MJ Suriya MJ Suriya - 1 year ago 97
Perl Question

Perl: Regex Pattern (": ")

I have a text file containing some JSON content. The file is really big and it containing more than 1,00,000 lines. So manual extraction is not fair. I have written the PERL script to read each line of the file, which meets my need.

Sample Text file : Sample.txt

"key": "Programming",
"doc_count": 1

"key": "Base",
"doc_count": 1,

"key": "Experience",
"doc_count": 1

"key": "Electrophoresis",
"doc_count": 1

I would like to take the key value alone covered within double brackets, say Programming, Base, Experience and Electrophoresis.

PERL script tried: ExtractKeyValue.pl

use strict;
use warnings;

my $file = $ARGV[0];
open my $info, $file or die "Could not open $file: $!";

while( my $line = <$info>) {
if($line =~ /"key(.*)",/){
print $1;
print "\n";

close $info;

By using this, I am getting the output like,

": "Programming
": "Base
": "Experience
": "Electrophoresis

I don't want that
": "
. I have tried like,
$line =~ /"key: "(.*)",/
. But it is not working. The command executes but no output and no error symptoms.

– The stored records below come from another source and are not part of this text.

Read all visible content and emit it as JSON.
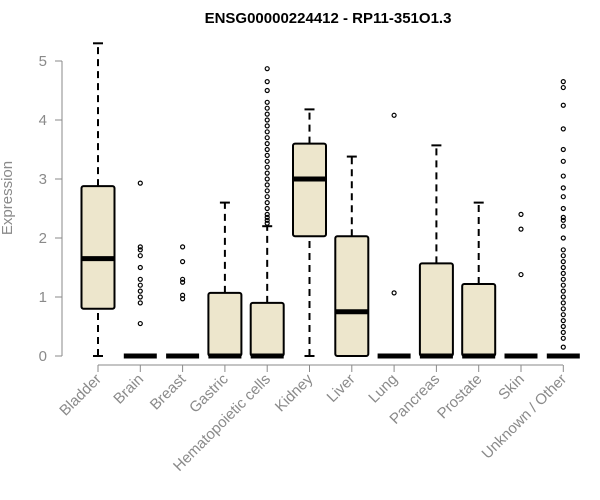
{
  "chart_data": {
    "type": "boxplot",
    "title": "ENSG00000224412 - RP11-351O1.3",
    "xlabel": "",
    "ylabel": "Expression",
    "ylim": [
      0,
      5.3
    ],
    "yticks": [
      0,
      1,
      2,
      3,
      4,
      5
    ],
    "box_color": "#ede6cc",
    "categories": [
      "Bladder",
      "Brain",
      "Breast",
      "Gastric",
      "Hematopoietic cells",
      "Kidney",
      "Liver",
      "Lung",
      "Pancreas",
      "Prostate",
      "Skin",
      "Unknown / Other"
    ],
    "boxes": [
      {
        "label": "Bladder",
        "min": 0,
        "q1": 0.8,
        "median": 1.65,
        "q3": 2.88,
        "max": 5.3,
        "outliers": []
      },
      {
        "label": "Brain",
        "min": 0,
        "q1": 0,
        "median": 0,
        "q3": 0,
        "max": 0,
        "outliers": [
          0.55,
          0.9,
          1.0,
          1.1,
          1.2,
          1.3,
          1.5,
          1.7,
          1.8,
          1.85,
          2.93
        ]
      },
      {
        "label": "Breast",
        "min": 0,
        "q1": 0,
        "median": 0,
        "q3": 0,
        "max": 0,
        "outliers": [
          0.97,
          1.03,
          1.25,
          1.3,
          1.6,
          1.85
        ]
      },
      {
        "label": "Gastric",
        "min": 0,
        "q1": 0,
        "median": 0,
        "q3": 1.07,
        "max": 2.6,
        "outliers": []
      },
      {
        "label": "Hematopoietic cells",
        "min": 0,
        "q1": 0,
        "median": 0,
        "q3": 0.9,
        "max": 2.2,
        "outliers": [
          2.25,
          2.3,
          2.35,
          2.4,
          2.5,
          2.6,
          2.7,
          2.8,
          2.9,
          3.0,
          3.1,
          3.2,
          3.3,
          3.4,
          3.5,
          3.6,
          3.7,
          3.8,
          3.9,
          4.0,
          4.1,
          4.2,
          4.3,
          4.5,
          4.65,
          4.87
        ]
      },
      {
        "label": "Kidney",
        "min": 0,
        "q1": 2.03,
        "median": 3.0,
        "q3": 3.6,
        "max": 4.18,
        "outliers": []
      },
      {
        "label": "Liver",
        "min": 0,
        "q1": 0,
        "median": 0.75,
        "q3": 2.03,
        "max": 3.38,
        "outliers": []
      },
      {
        "label": "Lung",
        "min": 0,
        "q1": 0,
        "median": 0,
        "q3": 0,
        "max": 0,
        "outliers": [
          1.07,
          4.08
        ]
      },
      {
        "label": "Pancreas",
        "min": 0,
        "q1": 0,
        "median": 0,
        "q3": 1.57,
        "max": 3.57,
        "outliers": []
      },
      {
        "label": "Prostate",
        "min": 0,
        "q1": 0,
        "median": 0,
        "q3": 1.22,
        "max": 2.6,
        "outliers": []
      },
      {
        "label": "Skin",
        "min": 0,
        "q1": 0,
        "median": 0,
        "q3": 0,
        "max": 0,
        "outliers": [
          1.38,
          2.15,
          2.4
        ]
      },
      {
        "label": "Unknown / Other",
        "min": 0,
        "q1": 0,
        "median": 0,
        "q3": 0,
        "max": 0,
        "outliers": [
          0.15,
          0.3,
          0.4,
          0.5,
          0.6,
          0.7,
          0.8,
          0.9,
          1.0,
          1.1,
          1.2,
          1.3,
          1.4,
          1.5,
          1.6,
          1.7,
          1.8,
          2.0,
          2.2,
          2.3,
          2.35,
          2.5,
          2.7,
          2.85,
          3.05,
          3.3,
          3.5,
          3.85,
          4.25,
          4.55,
          4.65
        ]
      }
    ]
  }
}
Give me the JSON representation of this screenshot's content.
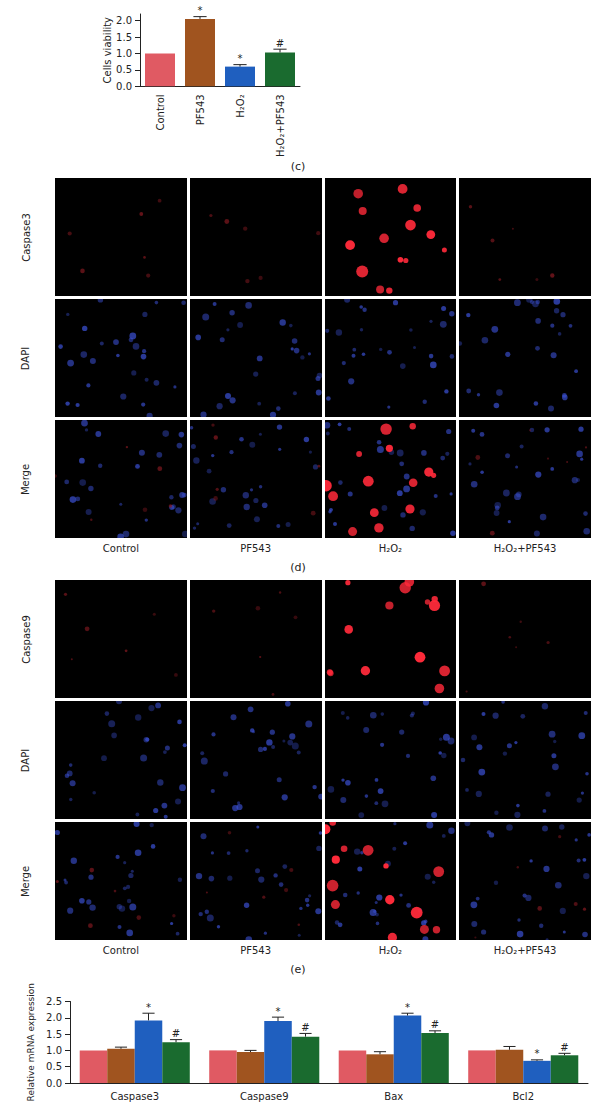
{
  "chart_data": [
    {
      "type": "bar",
      "caption": "(c)",
      "y_label": "Cells viability",
      "categories": [
        "Control",
        "PF543",
        "H₂O₂",
        "H₂O₂+PF543"
      ],
      "values": [
        1.0,
        2.05,
        0.6,
        1.03
      ],
      "errors": [
        0,
        0.07,
        0.06,
        0.1
      ],
      "annotations": [
        null,
        "*",
        "*",
        "#"
      ],
      "colors": [
        "#e05a63",
        "#a0541f",
        "#1f5fbf",
        "#1a6b2f"
      ],
      "ylim": [
        0,
        2.2
      ],
      "yticks": [
        {
          "value": 0,
          "label": "0.0"
        },
        {
          "value": 0.5,
          "label": "0.5"
        },
        {
          "value": 1,
          "label": "1.0"
        },
        {
          "value": 1.5,
          "label": "1.5"
        },
        {
          "value": 2,
          "label": "2.0"
        }
      ],
      "grid": false
    },
    {
      "type": "bar",
      "y_label": "Relative mRNA expression",
      "categories": [
        "Caspase3",
        "Caspase9",
        "Bax",
        "Bcl2"
      ],
      "series": [
        {
          "color": "#e05a63",
          "values": [
            1.0,
            1.0,
            1.0,
            1.0
          ],
          "errors": [
            0,
            0,
            0,
            0
          ],
          "annotations": [
            null,
            null,
            null,
            null
          ]
        },
        {
          "color": "#a0541f",
          "values": [
            1.05,
            0.95,
            0.88,
            1.02
          ],
          "errors": [
            0.05,
            0.05,
            0.08,
            0.1
          ],
          "annotations": [
            null,
            null,
            null,
            null
          ]
        },
        {
          "color": "#1f5fbf",
          "values": [
            1.92,
            1.9,
            2.07,
            0.68
          ],
          "errors": [
            0.22,
            0.12,
            0.07,
            0.03
          ],
          "annotations": [
            "*",
            "*",
            "*",
            "*"
          ]
        },
        {
          "color": "#1a6b2f",
          "values": [
            1.25,
            1.42,
            1.53,
            0.85
          ],
          "errors": [
            0.08,
            0.1,
            0.07,
            0.06
          ],
          "annotations": [
            "#",
            "#",
            "#",
            "#"
          ]
        }
      ],
      "ylim": [
        0,
        2.5
      ],
      "yticks": [
        {
          "value": 0,
          "label": "0.0"
        },
        {
          "value": 0.5,
          "label": "0.5"
        },
        {
          "value": 1,
          "label": "1.0"
        },
        {
          "value": 1.5,
          "label": "1.5"
        },
        {
          "value": 2,
          "label": "2.0"
        },
        {
          "value": 2.5,
          "label": "2.5"
        }
      ],
      "grid": false
    }
  ],
  "image_panels": [
    {
      "caption": "(d)",
      "row_labels": [
        "Caspase3",
        "DAPI",
        "Merge"
      ],
      "column_labels": [
        "Control",
        "PF543",
        "H₂O₂",
        "H₂O₂+PF543"
      ]
    },
    {
      "caption": "(e)",
      "row_labels": [
        "Caspase9",
        "DAPI",
        "Merge"
      ],
      "column_labels": [
        "Control",
        "PF543",
        "H₂O₂",
        "H₂O₂+PF543"
      ]
    }
  ]
}
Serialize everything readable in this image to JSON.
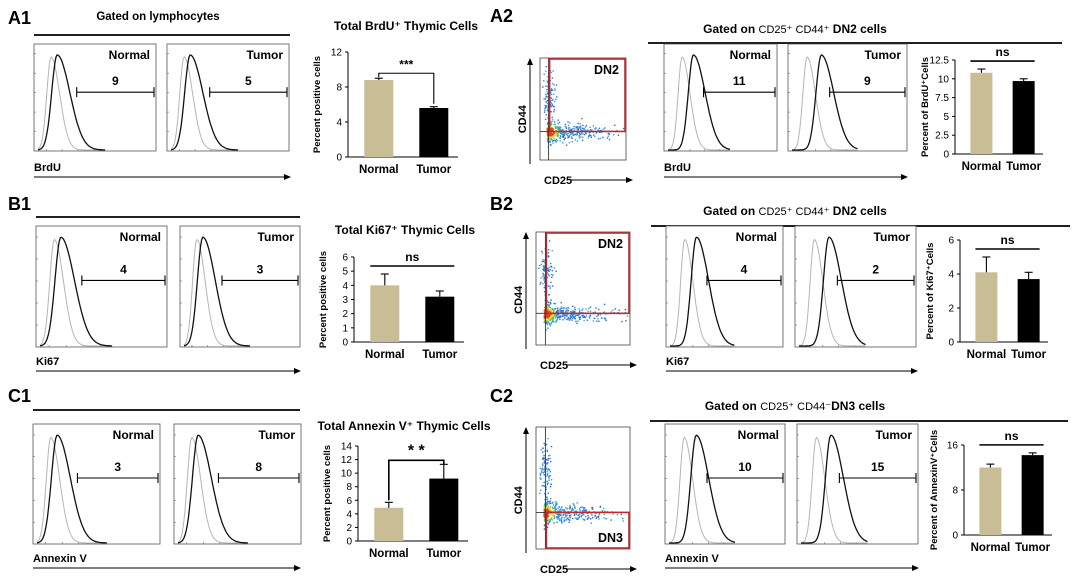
{
  "panels": {
    "A1": {
      "label": "A1",
      "header": "Gated on lymphocytes",
      "axis": "BrdU",
      "hist": [
        {
          "label": "Normal",
          "gate": "9"
        },
        {
          "label": "Tumor",
          "gate": "5"
        }
      ]
    },
    "A2": {
      "label": "A2",
      "dot": {
        "y": "CD44",
        "x": "CD25",
        "gate": "DN2"
      },
      "header_prefix": "Gated on ",
      "header_marker": "CD25⁺ CD44⁺",
      "header_suffix": " DN2 cells",
      "axis": "BrdU",
      "hist": [
        {
          "label": "Normal",
          "gate": "11"
        },
        {
          "label": "Tumor",
          "gate": "9"
        }
      ]
    },
    "B1": {
      "label": "B1",
      "axis": "Ki67",
      "hist": [
        {
          "label": "Normal",
          "gate": "4"
        },
        {
          "label": "Tumor",
          "gate": "3"
        }
      ]
    },
    "B2": {
      "label": "B2",
      "dot": {
        "y": "CD44",
        "x": "CD25",
        "gate": "DN2"
      },
      "header_prefix": "Gated on ",
      "header_marker": "CD25⁺ CD44⁺",
      "header_suffix": " DN2 cells",
      "axis": "Ki67",
      "hist": [
        {
          "label": "Normal",
          "gate": "4"
        },
        {
          "label": "Tumor",
          "gate": "2"
        }
      ]
    },
    "C1": {
      "label": "C1",
      "axis": "Annexin V",
      "hist": [
        {
          "label": "Normal",
          "gate": "3"
        },
        {
          "label": "Tumor",
          "gate": "8"
        }
      ]
    },
    "C2": {
      "label": "C2",
      "dot": {
        "y": "CD44",
        "x": "CD25",
        "gate": "DN3"
      },
      "header_prefix": "Gated on ",
      "header_marker": "CD25⁺ CD44⁻",
      "header_suffix": "DN3 cells",
      "axis": "Annexin V",
      "hist": [
        {
          "label": "Normal",
          "gate": "10"
        },
        {
          "label": "Tumor",
          "gate": "15"
        }
      ]
    }
  },
  "chart_data": [
    {
      "id": "A1",
      "type": "bar",
      "title": "Total BrdU⁺ Thymic Cells",
      "categories": [
        "Normal",
        "Tumor"
      ],
      "values": [
        8.8,
        5.6
      ],
      "errors": [
        0.2,
        0.15
      ],
      "ylabel": "Percent positive cells",
      "ylim": [
        0,
        12
      ],
      "yticks": [
        "0",
        "4",
        "8",
        "12"
      ],
      "significance": "***",
      "colors": [
        "#c8bd95",
        "#000000"
      ]
    },
    {
      "id": "A2",
      "type": "bar",
      "title": "",
      "categories": [
        "Normal",
        "Tumor"
      ],
      "values": [
        10.8,
        9.7
      ],
      "errors": [
        0.5,
        0.3
      ],
      "ylabel": "Percent of BrdU⁺Cells",
      "ylim": [
        0,
        12.5
      ],
      "yticks": [
        "0",
        "2.5",
        "5",
        "7.5",
        "10",
        "12.5"
      ],
      "significance": "ns",
      "colors": [
        "#c8bd95",
        "#000000"
      ]
    },
    {
      "id": "B1",
      "type": "bar",
      "title": "Total Ki67⁺ Thymic Cells",
      "categories": [
        "Normal",
        "Tumor"
      ],
      "values": [
        4.0,
        3.2
      ],
      "errors": [
        0.8,
        0.4
      ],
      "ylabel": "Percent positive cells",
      "ylim": [
        0,
        6
      ],
      "yticks": [
        "0",
        "1",
        "2",
        "3",
        "4",
        "5",
        "6"
      ],
      "significance": "ns",
      "colors": [
        "#c8bd95",
        "#000000"
      ]
    },
    {
      "id": "B2",
      "type": "bar",
      "title": "",
      "categories": [
        "Normal",
        "Tumor"
      ],
      "values": [
        4.1,
        3.7
      ],
      "errors": [
        0.9,
        0.4
      ],
      "ylabel": "Percent of Ki67⁺Cells",
      "ylim": [
        0,
        6
      ],
      "yticks": [
        "0",
        "2",
        "4",
        "6"
      ],
      "significance": "ns",
      "colors": [
        "#c8bd95",
        "#000000"
      ]
    },
    {
      "id": "C1",
      "type": "bar",
      "title": "Total Annexin V⁺ Thymic Cells",
      "categories": [
        "Normal",
        "Tumor"
      ],
      "values": [
        4.9,
        9.2
      ],
      "errors": [
        0.8,
        2.1
      ],
      "ylabel": "Percent positive cells",
      "ylim": [
        0,
        14
      ],
      "yticks": [
        "0",
        "2",
        "4",
        "6",
        "8",
        "10",
        "12",
        "14"
      ],
      "significance": "* *",
      "colors": [
        "#c8bd95",
        "#000000"
      ]
    },
    {
      "id": "C2",
      "type": "bar",
      "title": "",
      "categories": [
        "Normal",
        "Tumor"
      ],
      "values": [
        12.0,
        14.2
      ],
      "errors": [
        0.6,
        0.4
      ],
      "ylabel": "Percent of AnnexinV⁺Cells",
      "ylim": [
        0,
        16
      ],
      "yticks": [
        "0",
        "8",
        "16"
      ],
      "significance": "ns",
      "colors": [
        "#c8bd95",
        "#000000"
      ]
    }
  ]
}
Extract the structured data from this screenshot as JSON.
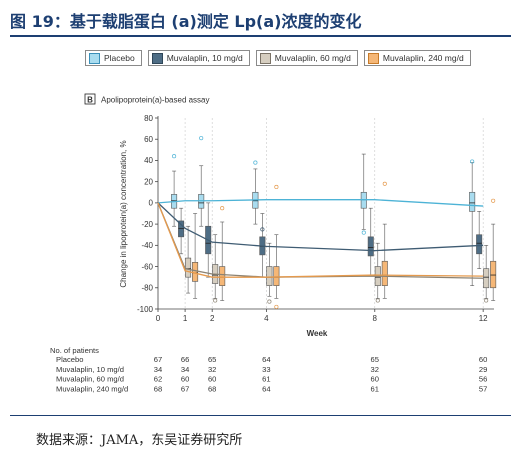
{
  "figure": {
    "title": "图 19：基于载脂蛋白 (a)测定 Lp(a)浓度的变化",
    "source": "数据来源：JAMA，东吴证券研究所"
  },
  "legend": [
    {
      "label": "Placebo",
      "color": "#a9dcef",
      "border": "#3a8fb8"
    },
    {
      "label": "Muvalaplin, 10 mg/d",
      "color": "#4e6d85",
      "border": "#2f4658"
    },
    {
      "label": "Muvalaplin, 60 mg/d",
      "color": "#d6cec0",
      "border": "#7a7266"
    },
    {
      "label": "Muvalaplin, 240 mg/d",
      "color": "#f5b777",
      "border": "#c77b2a"
    }
  ],
  "panel": {
    "badge": "B",
    "title": "Apolipoprotein(a)-based assay"
  },
  "chart_data": {
    "type": "line",
    "title": "Apolipoprotein(a)-based assay",
    "xlabel": "Week",
    "ylabel": "Change in lipoprotein(a) concentration, %",
    "xlim": [
      0,
      12.4
    ],
    "ylim": [
      -100,
      80
    ],
    "xticks": [
      0,
      1,
      2,
      4,
      8,
      12
    ],
    "yticks": [
      -100,
      -80,
      -60,
      -40,
      -20,
      0,
      20,
      40,
      60,
      80
    ],
    "grid": "vertical dashed lines at weeks",
    "series": [
      {
        "name": "Placebo",
        "color": "#4db3d6",
        "fill": "#a9dcef",
        "mean": [
          [
            0,
            0
          ],
          [
            1,
            2
          ],
          [
            2,
            2
          ],
          [
            4,
            3
          ],
          [
            8,
            3
          ],
          [
            12,
            -3
          ]
        ],
        "boxes": [
          {
            "week": 1,
            "q1": -5,
            "median": 2,
            "q3": 8,
            "whisker_low": -22,
            "whisker_high": 30,
            "outliers": [
              44
            ]
          },
          {
            "week": 2,
            "q1": -5,
            "median": 0,
            "q3": 8,
            "whisker_low": -22,
            "whisker_high": 35,
            "outliers": [
              61
            ]
          },
          {
            "week": 4,
            "q1": -5,
            "median": 2,
            "q3": 10,
            "whisker_low": -20,
            "whisker_high": 32,
            "outliers": [
              38
            ]
          },
          {
            "week": 8,
            "q1": -5,
            "median": 3,
            "q3": 10,
            "whisker_low": -25,
            "whisker_high": 46,
            "outliers": [
              -28
            ]
          },
          {
            "week": 12,
            "q1": -8,
            "median": 0,
            "q3": 10,
            "whisker_low": -78,
            "whisker_high": 38,
            "outliers": [
              39
            ]
          }
        ]
      },
      {
        "name": "Muvalaplin, 10 mg/d",
        "color": "#3f5c73",
        "fill": "#4e6d85",
        "mean": [
          [
            0,
            0
          ],
          [
            1,
            -24
          ],
          [
            2,
            -37
          ],
          [
            4,
            -41
          ],
          [
            8,
            -45
          ],
          [
            12,
            -40
          ]
        ],
        "boxes": [
          {
            "week": 1,
            "q1": -32,
            "median": -24,
            "q3": -17,
            "whisker_low": -48,
            "whisker_high": -5,
            "outliers": []
          },
          {
            "week": 2,
            "q1": -48,
            "median": -38,
            "q3": -22,
            "whisker_low": -70,
            "whisker_high": 0,
            "outliers": []
          },
          {
            "week": 4,
            "q1": -49,
            "median": -41,
            "q3": -32,
            "whisker_low": -70,
            "whisker_high": -10,
            "outliers": [
              -25
            ]
          },
          {
            "week": 8,
            "q1": -50,
            "median": -42,
            "q3": -32,
            "whisker_low": -68,
            "whisker_high": -5,
            "outliers": []
          },
          {
            "week": 12,
            "q1": -48,
            "median": -38,
            "q3": -30,
            "whisker_low": -62,
            "whisker_high": -8,
            "outliers": []
          }
        ]
      },
      {
        "name": "Muvalaplin, 60 mg/d",
        "color": "#8c8373",
        "fill": "#d6cec0",
        "mean": [
          [
            0,
            0
          ],
          [
            1,
            -62
          ],
          [
            2,
            -67
          ],
          [
            4,
            -70
          ],
          [
            8,
            -69
          ],
          [
            12,
            -71
          ]
        ],
        "boxes": [
          {
            "week": 1,
            "q1": -70,
            "median": -62,
            "q3": -52,
            "whisker_low": -85,
            "whisker_high": -22,
            "outliers": []
          },
          {
            "week": 2,
            "q1": -76,
            "median": -68,
            "q3": -58,
            "whisker_low": -90,
            "whisker_high": -30,
            "outliers": [
              -92
            ]
          },
          {
            "week": 4,
            "q1": -78,
            "median": -70,
            "q3": -60,
            "whisker_low": -88,
            "whisker_high": -38,
            "outliers": [
              -93
            ]
          },
          {
            "week": 8,
            "q1": -78,
            "median": -70,
            "q3": -60,
            "whisker_low": -90,
            "whisker_high": -38,
            "outliers": [
              -92
            ]
          },
          {
            "week": 12,
            "q1": -80,
            "median": -70,
            "q3": -62,
            "whisker_low": -90,
            "whisker_high": -40,
            "outliers": [
              -92
            ]
          }
        ]
      },
      {
        "name": "Muvalaplin, 240 mg/d",
        "color": "#e59a4d",
        "fill": "#f5b777",
        "mean": [
          [
            0,
            0
          ],
          [
            1,
            -64
          ],
          [
            2,
            -70
          ],
          [
            4,
            -70
          ],
          [
            8,
            -68
          ],
          [
            12,
            -69
          ]
        ],
        "boxes": [
          {
            "week": 1,
            "q1": -74,
            "median": -66,
            "q3": -56,
            "whisker_low": -90,
            "whisker_high": -10,
            "outliers": []
          },
          {
            "week": 2,
            "q1": -78,
            "median": -70,
            "q3": -60,
            "whisker_low": -92,
            "whisker_high": -18,
            "outliers": [
              -5
            ]
          },
          {
            "week": 4,
            "q1": -78,
            "median": -70,
            "q3": -60,
            "whisker_low": -90,
            "whisker_high": -30,
            "outliers": [
              15,
              -98
            ]
          },
          {
            "week": 8,
            "q1": -78,
            "median": -68,
            "q3": -55,
            "whisker_low": -90,
            "whisker_high": -20,
            "outliers": [
              18
            ]
          },
          {
            "week": 12,
            "q1": -80,
            "median": -68,
            "q3": -55,
            "whisker_low": -92,
            "whisker_high": -20,
            "outliers": [
              2
            ]
          }
        ]
      }
    ]
  },
  "patients_table": {
    "heading": "No. of patients",
    "weeks": [
      0,
      1,
      2,
      4,
      8,
      12
    ],
    "rows": [
      {
        "label": "Placebo",
        "counts": [
          "67",
          "66",
          "65",
          "64",
          "65",
          "60"
        ]
      },
      {
        "label": "Muvalaplin, 10 mg/d",
        "counts": [
          "34",
          "34",
          "32",
          "33",
          "32",
          "29"
        ]
      },
      {
        "label": "Muvalaplin, 60 mg/d",
        "counts": [
          "62",
          "60",
          "60",
          "61",
          "60",
          "56"
        ]
      },
      {
        "label": "Muvalaplin, 240 mg/d",
        "counts": [
          "68",
          "67",
          "68",
          "64",
          "61",
          "57"
        ]
      }
    ]
  }
}
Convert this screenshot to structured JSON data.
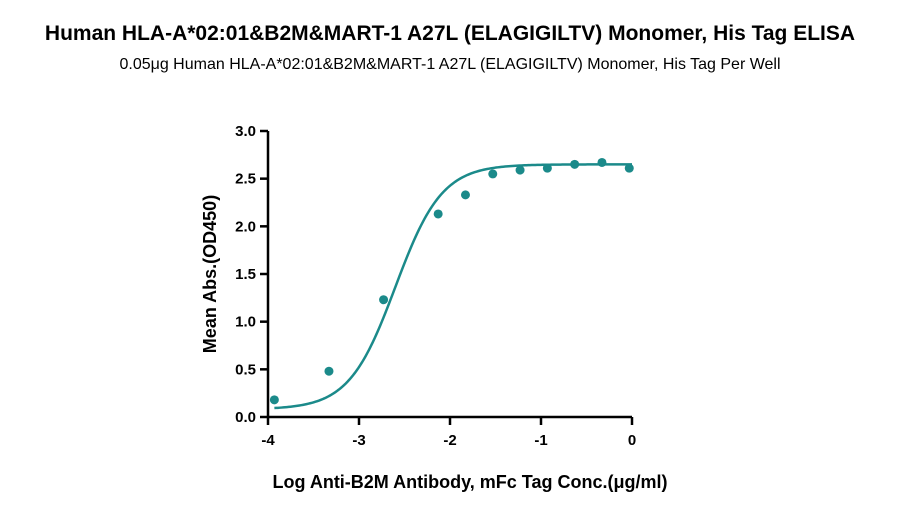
{
  "chart_data": {
    "type": "scatter",
    "title": "Human HLA-A*02:01&B2M&MART-1 A27L (ELAGIGILTV) Monomer, His Tag ELISA",
    "subtitle": "0.05μg Human HLA-A*02:01&B2M&MART-1 A27L (ELAGIGILTV) Monomer, His Tag Per Well",
    "xlabel": "Log Anti-B2M Antibody, mFc Tag Conc.(μg/ml)",
    "ylabel": "Mean Abs.(OD450)",
    "xlim": [
      -4,
      0
    ],
    "ylim": [
      0,
      3.0
    ],
    "xticks": [
      -4,
      -3,
      -2,
      -1,
      0
    ],
    "xtick_labels": [
      "-4",
      "-3",
      "-2",
      "-1",
      "0"
    ],
    "yticks": [
      0,
      0.5,
      1.0,
      1.5,
      2.0,
      2.5,
      3.0
    ],
    "ytick_labels": [
      "0.0",
      "0.5",
      "1.0",
      "1.5",
      "2.0",
      "2.5",
      "3.0"
    ],
    "series": [
      {
        "x": [
          -3.93,
          -3.33,
          -2.73,
          -2.13,
          -1.83,
          -1.53,
          -1.23,
          -0.93,
          -0.63,
          -0.33,
          -0.03
        ],
        "y": [
          0.18,
          0.48,
          1.23,
          2.13,
          2.33,
          2.55,
          2.59,
          2.61,
          2.65,
          2.67,
          2.61
        ],
        "color": "#1b8a8a"
      }
    ],
    "fit_curve": {
      "model": "4PL",
      "bottom": 0.08,
      "top": 2.65,
      "log_ec50": -2.6,
      "hill_slope": 1.7,
      "color": "#1b8a8a"
    },
    "grid": false,
    "legend": "none"
  }
}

G:\ExtractKeyValue_Regex>perl ExtractKeyValue.pl Sample.txt > Output_Sample.txt


The output should be like,

Expected Output:


I could not figure out why the colon(:) and space and double quotes is not tracked by the pattern.

Answer Source

With the lines you show all you need is

my $key_assoc = $line =~ /: "([^"]+)/;

print "$key_assoc\n" if $key_assoc;

Or you can throw in the "key" string for extra assurance

if ($line =~ /"key": "([^"]+)/) {
    # ...

Note that + makes it not capture anything if there are empty quotes, "key": "", while .* would get you the empty string in that case. A detail which may not matter, but they are different.